Bazıları da görünüşte adildir. Bahsedilen kişiyle arasında bir hasetleşme yoktur, ancak o adil görünümlü kişinin insanlara sataşmak, onların kötülüğünü anlatmak gibi bir alışkanlığı vardır. Bu adam, hakikatte adil değildir. Gıybet eden kimse büyük günah işlediği için fasıktır. Gıybet onun alışkanlık haline getirdiği bir huyu olmuşsa, onun şahitliği reddedilir.
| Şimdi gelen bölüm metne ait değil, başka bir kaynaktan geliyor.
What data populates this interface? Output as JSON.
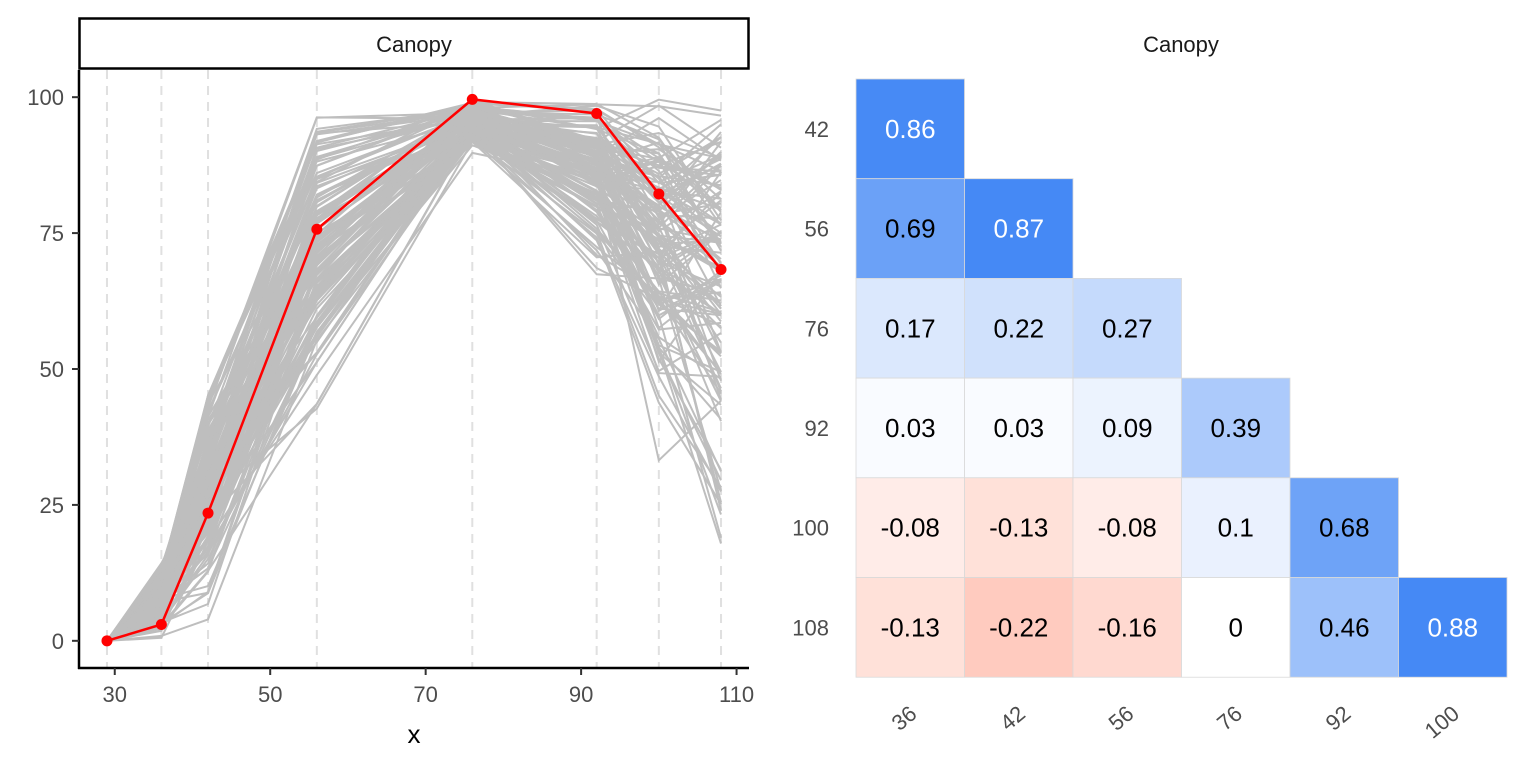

Ne yazık ki zamanımızda gıybet, insanlar arasında çok yapıldığı için çokları buna hassasiyet göstermez ve yapılan gıybetten dolayı bir üzüntü duymaz.

Kalbine bir müslümana karşı kötü düşünceler gelirse hemen onunla ilgilen ve ona hayır dua et. Bu davranışın şeytanı öfkelendirir ve kötü düşünceyi senden defeder. Duayla meşgul olduğun ve onunla ilgilendiğin için kötü şeyler akla getirmez.

 

Yanlışını Gördüğün Bir Kardeşine Yapman Gerekenler

 

Müslüman kardeşinin zahiren bir yanlışını gördüğün zaman, ona gizlice, tenha bir yerde nasihat et. Şeytana kanıp da onun arkasından kusurlarını sayıp dökerek gıybetini yapma. Kusur işleyen bir kardeşine nasihat ederken, sakın onun bu halinden haberdar olmandan dolayı sevinme; aksine ona üzülerek nasihat et, yoksa o seni gözünde büyütür, sen ise onu gözünde küçültmüş olursun. Vaazınla ona karşı böbürlenirsin. Bu bir hatadır. Kusur işleyen din kardeşini uyarırken, kendin yanlışı yaptığında nasıl üzüntü duyarsan, aynı şekilde üzüntü duyarak onu günahtan kurtarma gayesi taşımalısın. Senin nasihatine ihtiyaç kalmadan o yanlışı terk etmesine daha fazla sevinmelisin. Böyle yaparsan hem nasihat etmek hem mümin kardeşinin derdine üzülmek ve hem de ona dini konusunda yardım etmek sevabını birlikte alırsın.

 

Tecessüs

 

Kötü düşüncenin meydana getirdiği sonuçlardan biri de tecessüstür; yani kusur araştırmaktır. Kalp, suizanla yetinmeyip karşıdaki insanın gizli halini araştırmak ister ve bununla meşgul olur. Bu da suizan gibi haramdır. Bu konuda Yüce Allah (cc) şöyle buyurur: “Tecessüs etmeyin (birbirinizin gizli yönlerini araştırmayın ve biriniz diğerini çekiştirmesin).” (Hucurat 12)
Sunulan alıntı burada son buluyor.